Alexandre Pouget

Alexandre Pouget is a full Professor at the University of Geneva in the department of basic neurosciences.

Alexandre Pouget
EducationÉcole normale supérieure (Paris); PhD, Salk Institute
Scientific career
FieldsNeuroscience
InstitutionsUniversity of Geneva

Background and education

He received his undergraduate education at the École normale supérieure (Paris), before moving to the Salk Institute in 1988 to pursue a PhD in computational neuroscience in Terry Sejnowski's laboratory. After a postdoc at UCLA with John Schlag in 1994, he became a professor at Georgetown University in 1996, then at the University of Rochester in the Brain and Cognitive Science department in 1999 before moving to the University of Geneva in 2011. He is also an affiliated faculty member at the Gatsby Computational Neuroscience Unit in London since 2011.[1]
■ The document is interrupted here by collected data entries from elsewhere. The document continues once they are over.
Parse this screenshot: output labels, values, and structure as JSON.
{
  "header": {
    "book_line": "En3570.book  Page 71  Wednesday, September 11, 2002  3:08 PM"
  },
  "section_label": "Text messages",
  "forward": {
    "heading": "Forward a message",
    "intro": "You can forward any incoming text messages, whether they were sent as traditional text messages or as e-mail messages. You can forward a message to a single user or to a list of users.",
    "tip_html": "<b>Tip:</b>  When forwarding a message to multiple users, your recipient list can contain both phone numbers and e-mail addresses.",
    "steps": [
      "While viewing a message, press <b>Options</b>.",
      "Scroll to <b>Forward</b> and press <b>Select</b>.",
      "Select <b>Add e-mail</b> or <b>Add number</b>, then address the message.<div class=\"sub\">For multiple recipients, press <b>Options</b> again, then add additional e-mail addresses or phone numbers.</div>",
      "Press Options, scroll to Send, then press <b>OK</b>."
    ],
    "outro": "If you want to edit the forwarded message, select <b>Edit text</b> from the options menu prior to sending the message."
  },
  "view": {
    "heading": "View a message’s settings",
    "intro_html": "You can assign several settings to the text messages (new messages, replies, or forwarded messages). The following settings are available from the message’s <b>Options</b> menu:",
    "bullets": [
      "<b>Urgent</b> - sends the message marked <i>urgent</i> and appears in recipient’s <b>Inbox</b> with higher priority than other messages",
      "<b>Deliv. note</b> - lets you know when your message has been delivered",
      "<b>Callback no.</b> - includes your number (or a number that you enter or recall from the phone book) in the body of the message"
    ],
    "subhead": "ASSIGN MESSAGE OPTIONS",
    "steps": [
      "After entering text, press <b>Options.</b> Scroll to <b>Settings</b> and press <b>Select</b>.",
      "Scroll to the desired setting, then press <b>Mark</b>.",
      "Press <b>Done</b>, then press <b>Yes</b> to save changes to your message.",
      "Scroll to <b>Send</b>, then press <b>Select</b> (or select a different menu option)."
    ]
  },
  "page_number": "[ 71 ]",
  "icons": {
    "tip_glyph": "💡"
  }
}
Memberships, editorial activities, and awards

Pouget was awarded the Carnegie Prize in Brain and Mind Sciences in 2016.[2].He is the author of more than 100 papers and the editor of one book.[3] He co-founded the Computational and Systems Neuroscience conference in 2004 with Anthony Zador.In 2016, he co-founded the International Brain Laboratory with Zachary Mainen and Michael Hausser, the first international CERN-like collaboration in systems neuroscience.[4][5][6][7]

Research interests

His research focuses on general theories of representation and computation in neural circuits with a strong emphasis on neural theories of probabilistic inference. This approach is built on the notion that knowledge in the brain takes the form of probability distributions and new knowledge is acquired via probabilistic inference in contrast to the more classical approach to rationality that relies on pure logic. This allows robust, sometimes optimal, computations in the presence of uncertainty, which applies to almost all real-life situations. He is currently deploying this framework to a wide range of topics including olfactory processing, spatial representations, sensory-motor transformations, multisensory integration, perceptual learning, attentional control, visual search and decision making.